(HealthDay News) – In the long-term, adjuvant zoledronic acid (ZOL) is associated with a significant reduction in disease-free survival (DFS) events and death in premenopausal women with endocrine-receptor positive early-stage breast cancer; and for postmenopausal women with hormone receptor-positive early breast cancer, immediate treatment with zoledronic acid is associated with a reduced risk of DFS events, according to two studies presented at the 2011 San Antonio Breast Cancer Symposium.
Michael Gnant, MD (of the Medical University of Vienna in Austria) and colleagues investigated the long-term effect of adjuvant zoledronic acid for premenopausal patients with endocrine-responsive early stage breast cancer. At a median follow-up of 76 months, compared with patients not receiving zoledronic acid, those patients receiving zoledronic acid treatment had a significant reduction in the risk of DFS events (HR, 0.73) and death (HR, 0.59).

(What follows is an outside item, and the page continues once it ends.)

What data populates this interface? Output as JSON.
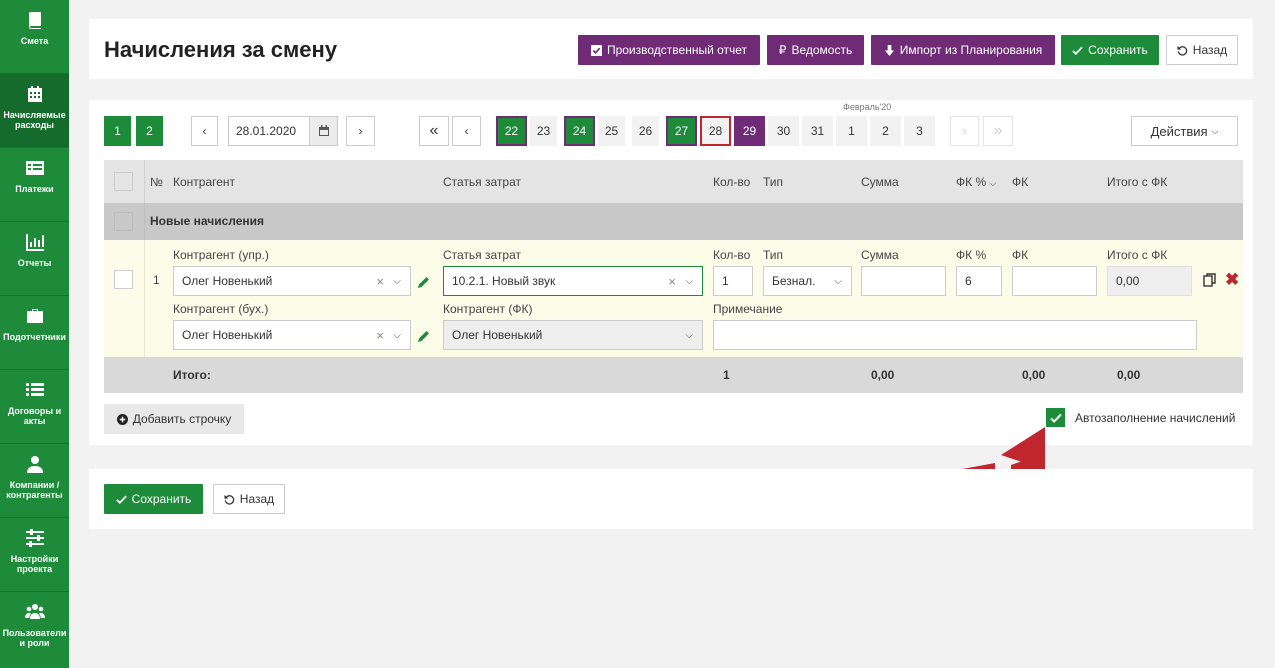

Richard de Boer, MD (of the Royal Melbourne Hospital in Australia) and colleagues compared the benefit of immediate (IMZOL) or delayed (DZOL) treatment with zoledronic acid, for 1,065 postmenopausal women with hormone receptor-positive early breast cancer. At 60 months of follow-up, there was a significant reduction in the risk of a DFS event with immediate zoledronic acid treatment versus delayed zoledronic acid treatment (HR, 0.66). For women who were postmenopausal for more than five years, or were older than 60 at the study entry, immediate zoledronic acid treatment was associated with significantly improved DFS and prolonged overall survival versus delayed zoledronic acid treatment (HR, 0.63 and 0.50, respectively).
“Long-term follow-up in [the] Zometa-Femara Adjuvant Synergy Trial confirms the overall survival benefits of adding zoledronic acid (4mg q6mo) to adjuvant letrozole therapy for early breast cancer,” de Boer and colleagues write.